C'EST UN TRAVAIL collaboratif entre des chercheurs de l'Inra et du centre de recherche Nestlé qui a mis en évidence un effet de l'allaitement maternel dans la mise en place de la flore digestive du nouveau-né.
L'être humain vit en symbiose avec les micro-organismes, et notamment les bactéries, sans lesquelles il ne pourrait fonctionner normalement. Mais son système immunitaire doit être capable de faire la distinction entre celles qui lui sont utiles et celles qui sont nuisibles. On sait que la constitution de la flore microbienne digestive est essentielle pour la mise en place et « l'éducation » des fonctions immunitaires. Ce qui permet à l'intestin de reconnaître les bactéries utiles ou neutres pour l'organisme et de les tolérer pour les héberger. Et d'identifier les pathogènes pour les combattre.
Des mécanismes de contrôle déjà in utero.
Les cellules dendritiques muqueuses via des récepteurs de reconnaissance, tels que les TLR (Toll-Like Receptors), répondent aux microbes qui bombardent la muqueuse intestinale. De ce phénomène résulte la tolérance ou la protection contre les pathogènes. Mais, chez le nouveau-né, des mécanismes sophistiqués de contrôle, qui existaient déjà in utero, s'ajoutent aux autres pour permettre une colonisation réussie et l'assemblage de colonies bactériennes spécifiques, en l'absence d'une immunité déjà constituée.
Les différences de colonisation bactérienne et de susceptibilité aux maladies entre les enfants allaités et ceux nourris par des formules commerciales ont suggéré que ce mécanisme additionnel s'acquiert par le lait maternel. Ces données sont confirmées par le présent travail.
Au moment de la naissance, le tube digestif de l'enfant n'est pas colonisé par la flore microbienne. Pendant la vie foetale, à partir du 6e mois, il a bu du liquide amniotique, qui ne contient pas les micro-organismes nécessaires. Mais dès qu'il atteint sa vie terrestre, le nouveau-né va être en contact avec les bactéries de son environnement : flore vaginale, puis environnement (air, aliments, etc.).
Pour mieux comprendre l'influence de l'allaitement maternel dans la mise en place de la flore intestinale des enfants, les chercheurs de l'Inra et de la firme Nestlé (Lausanne) ont étudié des couples mère-nouveau-né à partir de la naissance jusqu'à quatre semaines en post-partum.
Transport cellulaire à partir de l'intestin maternel.
Chez huit couples mère-nouveau-né, «nous avons constaté la présence d'un inoculum bactérien naturel dans le lait maternel et son transport cellulaire, à partir de l'intestin maternel, jusqu'au sein, par la circulation sanguine», expliquent les chercheurs dans leur article conjoint, dans la revue « Pediatrics ». Une méthodologie rigoureuse a été mise en place pour éviter les contaminations.

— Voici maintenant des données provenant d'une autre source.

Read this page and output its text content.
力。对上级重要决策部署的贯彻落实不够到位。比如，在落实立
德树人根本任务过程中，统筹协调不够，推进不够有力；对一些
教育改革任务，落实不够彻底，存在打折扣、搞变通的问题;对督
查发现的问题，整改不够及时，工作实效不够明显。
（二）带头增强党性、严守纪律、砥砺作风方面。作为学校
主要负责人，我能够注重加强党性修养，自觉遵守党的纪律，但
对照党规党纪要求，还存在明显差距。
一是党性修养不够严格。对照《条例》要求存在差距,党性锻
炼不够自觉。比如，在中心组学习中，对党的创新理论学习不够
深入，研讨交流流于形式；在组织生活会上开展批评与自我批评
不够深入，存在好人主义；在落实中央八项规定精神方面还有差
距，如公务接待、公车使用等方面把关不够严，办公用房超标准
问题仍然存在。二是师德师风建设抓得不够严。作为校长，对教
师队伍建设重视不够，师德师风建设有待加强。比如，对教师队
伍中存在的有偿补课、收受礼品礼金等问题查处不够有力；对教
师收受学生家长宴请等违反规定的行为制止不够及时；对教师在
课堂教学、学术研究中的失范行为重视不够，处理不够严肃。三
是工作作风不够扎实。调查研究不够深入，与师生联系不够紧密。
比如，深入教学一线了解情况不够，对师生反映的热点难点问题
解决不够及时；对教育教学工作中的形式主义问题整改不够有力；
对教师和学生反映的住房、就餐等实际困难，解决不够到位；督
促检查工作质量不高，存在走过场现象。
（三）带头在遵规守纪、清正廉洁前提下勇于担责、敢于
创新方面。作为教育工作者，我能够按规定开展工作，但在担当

«Les leucocytes du lait sont des cellules qui ont migré à partir de l'intestin –et du tissu lymphoïde bronchique associé– jusqu'aux glandes mammaires, en empruntant les vaisseaux lymphatiques et la circulation sanguine.» Ce circuit peut expliquer que certains germes sont convoyés jusqu'aux glandes mammaires sans effet délétère sur l'organisme maternel.
C'est ce que démontrent les équipes dans un travail en deux temps. Ils ont d'abord examiné la présence des bactéries dans le lait humain, le sang et les fèces de l'enfant au cours de l'allaitement. Dans une deuxième étude, ils ont suivi la présence de certaines séquences bactériennes chez des souris non gestantes, gestantes et allaitantes. Ce qui montre que le phénomène de transport est généralisable selon les espèces.
«Les mêmes espèces bactériennes appartenant aux genres Bifodobacterium, Streptococcus et Staphylococcus sont présentes dans le lait des mères allaitantes et dans la flore intestinale de leurs enfants.» Les séquences caractéristiques de ces espèces sont également trouvées dans les cellules sanguines de la mère, ce qui suggère le voyage à travers l'organisme de la mère, depuis le tube digestif jusqu'au lait, puis jusqu'à l'intestin de l'enfant.
L'étude complémentaire chez la souris a montré que des bactéries de l'intestin sont présentes dans les ganglions et dans les glandes mammaires dès la fin de la gestation. Chez les rongeurs, ce transfert de bactérie se met en place avant même la naissance du nouveau-né.
Pablo Perez et coll., « Pediatrics », vol. 119, n° 3, mars 2007.